Calcium plays a vital role in dogs that have just delivered a litter of healthy puppies. In some cases, when the litter is large, or if the new mom belongs to a toy breed, calcium may become scarce, causing a serious condition called eclampsia, also known as Canine Hypocalcemia or Milk fever.
Symptoms of Canine Hypocalcemia
A dog affected by Eclampsia usually had the litter 2-4 weeks ago. However, sometimes the symptoms of hypocalcemia -low calcium in the blood- can take place even after 6 weeks. A dog affected by eclampsia will exhibit some warning symptoms to which an owner must pay immediate attention. Often eclampsia may be confused with a case of seizures. Below are warning symptoms suggesting eclampsia:
- Pain during walking
- Refusal to nurse
- Rapid breathing
- Pale mucous membranes
- Tightening of facial muscles
- High temperature
- Low blood sugar
- Muscle twitches
- Eye twitching
Treatment of Canine Hypocalcemia
Eclampsia is an emergency. Have your dog seen at once. Upon taking a blood sample, a diagnosis of low calcium in the blood can be made. Intravenous calcium will be given slowly under the form of calcium gluconate to avoid heart arrythmias. Dextrose to raise glucose levels can be given orally or by Intravenous injection. Anti- seizure medications are given to stop the muscle spasms. Because intense seizures can raise a dog’s temperature, the dog’s temperature must be bought down to normal.
Often, the bitch’s symptoms subside shortly after treatment. The puppies may need to be hand raised during treatment. Once stabilized, calcium may be given orally along with vitamin D to ensure proper absorption. Once the mother has recovered and has been put on calcium supplements, the puppies can be returned to the bitch and allowed to nurse normally.
Prevention of Canine Hypocalcemia
As odd as it may seem, calcium over-supplementation during pregnancy may do more harm than good. The reason behind this is how calcium is produced. Calcium is constantly produced by adding and taking away from bones as needed. This production is established by the parathyroid hormone. When calcium is over supplemented, the body will automatically reduce production of parathyroid hormones. Then once, the puppies are delivered, the parathyroid hormone is not prepared to suddenly produce high quantities of calcium which takes some time to take away from the bones. The dog therefore, is left with little calcium which is further depleted by the puppies nursing.
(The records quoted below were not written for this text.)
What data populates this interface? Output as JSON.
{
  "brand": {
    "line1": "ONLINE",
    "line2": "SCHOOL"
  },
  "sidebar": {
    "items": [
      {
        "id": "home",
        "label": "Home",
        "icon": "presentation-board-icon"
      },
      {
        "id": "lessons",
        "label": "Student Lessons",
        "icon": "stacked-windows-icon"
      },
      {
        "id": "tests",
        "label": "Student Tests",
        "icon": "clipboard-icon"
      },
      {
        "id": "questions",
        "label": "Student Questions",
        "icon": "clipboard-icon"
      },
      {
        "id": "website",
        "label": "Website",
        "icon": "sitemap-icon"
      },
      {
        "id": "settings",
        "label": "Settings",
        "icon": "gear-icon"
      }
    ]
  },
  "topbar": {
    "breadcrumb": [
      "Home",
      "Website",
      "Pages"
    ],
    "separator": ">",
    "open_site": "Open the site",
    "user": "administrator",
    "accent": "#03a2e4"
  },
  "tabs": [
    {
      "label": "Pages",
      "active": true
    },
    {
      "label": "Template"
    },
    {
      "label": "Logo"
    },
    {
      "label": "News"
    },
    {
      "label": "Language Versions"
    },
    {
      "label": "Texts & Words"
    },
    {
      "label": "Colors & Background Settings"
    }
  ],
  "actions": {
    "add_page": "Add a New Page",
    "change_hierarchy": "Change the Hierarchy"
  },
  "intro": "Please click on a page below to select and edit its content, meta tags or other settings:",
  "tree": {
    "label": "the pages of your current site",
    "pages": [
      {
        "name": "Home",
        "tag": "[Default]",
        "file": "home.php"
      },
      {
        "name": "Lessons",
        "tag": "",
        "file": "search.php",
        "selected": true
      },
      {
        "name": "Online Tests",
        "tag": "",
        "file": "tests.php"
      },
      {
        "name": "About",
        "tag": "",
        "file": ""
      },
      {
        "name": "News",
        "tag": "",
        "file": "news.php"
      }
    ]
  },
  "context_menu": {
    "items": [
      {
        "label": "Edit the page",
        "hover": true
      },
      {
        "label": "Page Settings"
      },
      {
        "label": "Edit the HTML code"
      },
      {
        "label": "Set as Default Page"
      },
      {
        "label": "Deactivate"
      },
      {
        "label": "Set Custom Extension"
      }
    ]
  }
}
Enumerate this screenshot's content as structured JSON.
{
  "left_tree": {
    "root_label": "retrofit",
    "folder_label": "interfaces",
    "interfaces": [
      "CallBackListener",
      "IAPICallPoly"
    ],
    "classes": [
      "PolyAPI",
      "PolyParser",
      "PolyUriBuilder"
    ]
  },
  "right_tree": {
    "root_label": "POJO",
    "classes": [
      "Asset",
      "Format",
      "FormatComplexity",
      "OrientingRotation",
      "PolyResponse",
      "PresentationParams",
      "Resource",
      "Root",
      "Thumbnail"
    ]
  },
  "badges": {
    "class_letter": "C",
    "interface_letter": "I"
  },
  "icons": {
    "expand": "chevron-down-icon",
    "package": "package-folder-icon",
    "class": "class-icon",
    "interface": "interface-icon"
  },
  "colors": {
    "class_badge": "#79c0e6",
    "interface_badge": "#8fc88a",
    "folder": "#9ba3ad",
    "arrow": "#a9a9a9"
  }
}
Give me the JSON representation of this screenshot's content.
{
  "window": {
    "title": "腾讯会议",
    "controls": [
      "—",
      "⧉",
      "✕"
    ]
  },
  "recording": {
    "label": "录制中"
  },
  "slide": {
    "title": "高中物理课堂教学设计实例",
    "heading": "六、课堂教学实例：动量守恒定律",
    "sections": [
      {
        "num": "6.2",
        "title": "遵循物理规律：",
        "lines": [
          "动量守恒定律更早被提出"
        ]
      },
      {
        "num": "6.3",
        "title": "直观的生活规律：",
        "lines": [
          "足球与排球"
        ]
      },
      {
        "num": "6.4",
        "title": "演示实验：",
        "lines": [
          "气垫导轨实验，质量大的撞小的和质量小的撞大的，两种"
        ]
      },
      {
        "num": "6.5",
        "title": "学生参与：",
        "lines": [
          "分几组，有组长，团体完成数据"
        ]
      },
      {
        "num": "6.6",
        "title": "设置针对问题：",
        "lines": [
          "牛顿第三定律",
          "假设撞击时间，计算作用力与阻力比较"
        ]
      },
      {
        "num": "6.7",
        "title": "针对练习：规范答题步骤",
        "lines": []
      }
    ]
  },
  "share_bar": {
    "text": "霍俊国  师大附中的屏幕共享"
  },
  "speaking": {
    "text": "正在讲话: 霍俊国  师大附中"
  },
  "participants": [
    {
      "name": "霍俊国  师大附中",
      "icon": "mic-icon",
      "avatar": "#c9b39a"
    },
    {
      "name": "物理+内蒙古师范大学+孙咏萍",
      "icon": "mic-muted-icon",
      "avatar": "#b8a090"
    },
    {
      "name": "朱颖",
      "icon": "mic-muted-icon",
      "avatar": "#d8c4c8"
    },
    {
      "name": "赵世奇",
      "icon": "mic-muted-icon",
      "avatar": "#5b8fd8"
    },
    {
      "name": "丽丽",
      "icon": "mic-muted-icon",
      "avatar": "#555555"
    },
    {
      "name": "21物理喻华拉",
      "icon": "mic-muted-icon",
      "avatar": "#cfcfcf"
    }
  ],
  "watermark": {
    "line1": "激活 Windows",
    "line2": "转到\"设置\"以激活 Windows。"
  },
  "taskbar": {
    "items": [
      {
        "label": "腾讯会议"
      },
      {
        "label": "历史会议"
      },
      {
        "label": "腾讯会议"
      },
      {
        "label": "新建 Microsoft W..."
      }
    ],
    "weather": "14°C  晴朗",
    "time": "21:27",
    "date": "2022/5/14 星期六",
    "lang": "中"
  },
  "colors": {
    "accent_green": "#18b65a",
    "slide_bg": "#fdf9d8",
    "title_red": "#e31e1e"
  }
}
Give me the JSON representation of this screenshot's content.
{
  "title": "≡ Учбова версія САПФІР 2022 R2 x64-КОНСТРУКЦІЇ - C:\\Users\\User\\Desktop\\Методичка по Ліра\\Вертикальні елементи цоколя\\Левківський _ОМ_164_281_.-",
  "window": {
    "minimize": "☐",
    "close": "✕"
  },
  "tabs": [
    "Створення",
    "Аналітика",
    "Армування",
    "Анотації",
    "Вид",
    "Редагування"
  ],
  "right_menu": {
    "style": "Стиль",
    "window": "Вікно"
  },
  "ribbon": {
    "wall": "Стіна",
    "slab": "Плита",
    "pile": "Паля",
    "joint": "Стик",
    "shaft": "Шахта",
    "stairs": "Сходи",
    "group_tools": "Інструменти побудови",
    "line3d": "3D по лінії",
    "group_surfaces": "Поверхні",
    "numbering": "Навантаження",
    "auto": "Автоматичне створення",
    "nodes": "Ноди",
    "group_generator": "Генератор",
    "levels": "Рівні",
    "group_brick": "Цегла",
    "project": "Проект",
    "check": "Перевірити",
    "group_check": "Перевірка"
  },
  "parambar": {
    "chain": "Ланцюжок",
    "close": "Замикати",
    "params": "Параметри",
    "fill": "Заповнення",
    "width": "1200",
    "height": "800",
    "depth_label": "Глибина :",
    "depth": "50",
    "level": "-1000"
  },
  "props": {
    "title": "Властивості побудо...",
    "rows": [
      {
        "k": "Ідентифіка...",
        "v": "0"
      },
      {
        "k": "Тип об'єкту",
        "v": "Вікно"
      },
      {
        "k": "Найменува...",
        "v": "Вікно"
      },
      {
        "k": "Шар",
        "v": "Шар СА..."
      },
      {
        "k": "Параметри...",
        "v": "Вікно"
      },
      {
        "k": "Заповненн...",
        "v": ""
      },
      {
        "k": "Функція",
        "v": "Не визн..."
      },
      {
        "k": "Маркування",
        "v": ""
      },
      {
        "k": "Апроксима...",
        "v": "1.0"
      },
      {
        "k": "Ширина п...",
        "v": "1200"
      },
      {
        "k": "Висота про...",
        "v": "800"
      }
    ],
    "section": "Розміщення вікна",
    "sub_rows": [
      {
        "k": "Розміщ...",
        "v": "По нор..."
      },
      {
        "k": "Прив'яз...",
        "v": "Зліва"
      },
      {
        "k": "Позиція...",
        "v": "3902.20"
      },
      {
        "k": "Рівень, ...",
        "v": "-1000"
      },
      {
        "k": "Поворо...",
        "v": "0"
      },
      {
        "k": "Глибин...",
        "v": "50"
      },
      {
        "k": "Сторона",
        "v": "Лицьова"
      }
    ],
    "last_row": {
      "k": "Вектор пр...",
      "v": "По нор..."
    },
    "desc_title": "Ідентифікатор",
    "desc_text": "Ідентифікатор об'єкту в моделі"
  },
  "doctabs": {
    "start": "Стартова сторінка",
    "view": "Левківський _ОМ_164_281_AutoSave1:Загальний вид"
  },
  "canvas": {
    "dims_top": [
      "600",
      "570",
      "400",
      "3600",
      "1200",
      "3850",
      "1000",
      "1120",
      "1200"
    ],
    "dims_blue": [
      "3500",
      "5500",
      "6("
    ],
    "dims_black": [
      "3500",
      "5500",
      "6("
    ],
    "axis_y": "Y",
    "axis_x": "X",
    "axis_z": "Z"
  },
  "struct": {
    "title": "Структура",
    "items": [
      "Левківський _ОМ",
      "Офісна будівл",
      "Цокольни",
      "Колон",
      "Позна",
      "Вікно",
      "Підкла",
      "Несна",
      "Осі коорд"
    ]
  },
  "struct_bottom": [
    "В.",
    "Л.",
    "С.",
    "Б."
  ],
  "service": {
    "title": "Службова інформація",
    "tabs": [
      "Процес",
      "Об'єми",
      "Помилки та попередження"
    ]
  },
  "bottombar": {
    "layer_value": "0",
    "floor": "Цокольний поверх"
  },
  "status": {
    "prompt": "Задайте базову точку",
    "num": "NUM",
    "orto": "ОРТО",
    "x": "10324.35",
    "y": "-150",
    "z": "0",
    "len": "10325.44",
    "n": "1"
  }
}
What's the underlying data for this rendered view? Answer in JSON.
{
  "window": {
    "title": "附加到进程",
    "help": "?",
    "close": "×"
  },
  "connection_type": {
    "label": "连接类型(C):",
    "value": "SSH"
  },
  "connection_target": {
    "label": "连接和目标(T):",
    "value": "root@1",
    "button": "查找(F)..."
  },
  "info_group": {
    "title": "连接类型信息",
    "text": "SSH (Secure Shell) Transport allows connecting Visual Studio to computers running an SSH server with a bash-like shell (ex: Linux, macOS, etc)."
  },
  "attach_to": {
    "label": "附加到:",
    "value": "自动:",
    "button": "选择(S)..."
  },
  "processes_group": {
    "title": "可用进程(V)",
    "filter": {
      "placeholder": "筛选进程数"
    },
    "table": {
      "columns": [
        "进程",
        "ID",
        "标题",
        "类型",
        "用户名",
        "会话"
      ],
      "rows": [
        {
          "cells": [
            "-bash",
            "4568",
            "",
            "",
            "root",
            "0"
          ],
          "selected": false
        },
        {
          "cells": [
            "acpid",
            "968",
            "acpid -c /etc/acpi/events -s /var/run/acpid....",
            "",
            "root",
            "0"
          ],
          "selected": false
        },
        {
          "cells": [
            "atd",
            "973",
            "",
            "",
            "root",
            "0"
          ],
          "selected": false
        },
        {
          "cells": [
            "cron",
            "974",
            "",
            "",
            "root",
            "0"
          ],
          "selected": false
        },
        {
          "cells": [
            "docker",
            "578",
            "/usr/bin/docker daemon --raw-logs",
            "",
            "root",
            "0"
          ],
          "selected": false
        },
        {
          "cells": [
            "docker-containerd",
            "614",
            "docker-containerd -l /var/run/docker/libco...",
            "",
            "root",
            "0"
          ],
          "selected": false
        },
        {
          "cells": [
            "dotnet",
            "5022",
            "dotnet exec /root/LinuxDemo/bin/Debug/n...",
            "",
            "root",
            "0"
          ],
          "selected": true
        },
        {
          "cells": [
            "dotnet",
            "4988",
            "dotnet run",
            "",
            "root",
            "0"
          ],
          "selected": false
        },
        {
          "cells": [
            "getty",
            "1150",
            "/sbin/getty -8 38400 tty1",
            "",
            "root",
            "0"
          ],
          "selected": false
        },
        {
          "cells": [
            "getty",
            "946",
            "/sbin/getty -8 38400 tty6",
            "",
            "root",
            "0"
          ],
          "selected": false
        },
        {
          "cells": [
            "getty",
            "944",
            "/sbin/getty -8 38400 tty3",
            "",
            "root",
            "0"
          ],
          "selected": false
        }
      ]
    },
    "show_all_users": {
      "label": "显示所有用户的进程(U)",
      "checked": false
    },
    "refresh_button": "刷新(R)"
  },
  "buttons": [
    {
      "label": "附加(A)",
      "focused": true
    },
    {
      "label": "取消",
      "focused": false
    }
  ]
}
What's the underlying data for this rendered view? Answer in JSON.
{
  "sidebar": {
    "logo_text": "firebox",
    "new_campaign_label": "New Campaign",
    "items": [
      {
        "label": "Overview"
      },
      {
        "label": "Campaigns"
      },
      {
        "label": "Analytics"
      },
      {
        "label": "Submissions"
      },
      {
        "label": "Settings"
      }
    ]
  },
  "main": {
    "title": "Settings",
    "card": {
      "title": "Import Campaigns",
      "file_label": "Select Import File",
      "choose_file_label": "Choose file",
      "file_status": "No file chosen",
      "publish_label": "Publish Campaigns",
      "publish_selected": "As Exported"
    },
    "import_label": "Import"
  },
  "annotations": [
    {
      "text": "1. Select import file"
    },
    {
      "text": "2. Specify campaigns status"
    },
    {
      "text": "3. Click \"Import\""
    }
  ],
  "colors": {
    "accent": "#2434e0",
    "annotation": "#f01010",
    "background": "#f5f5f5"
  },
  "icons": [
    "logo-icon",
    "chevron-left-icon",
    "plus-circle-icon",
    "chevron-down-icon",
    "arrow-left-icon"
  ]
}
Therefore, it is best to keep a careful eye on the calcium supplementation or simply refrain from supplementing during pregnancy by only providing calcium once the puppies are delivered.
Providing a good high quality meat based food to pregnant bitches is usually the best course of action. Always discuss with a veterinarian about supplementing calcium and learn about what the best options are. After delivering a healthy litter of puppies nothing is more devastating than the mother getting sick. Play it safe by consulting with a veterinarian on how you can prevent eclampsia.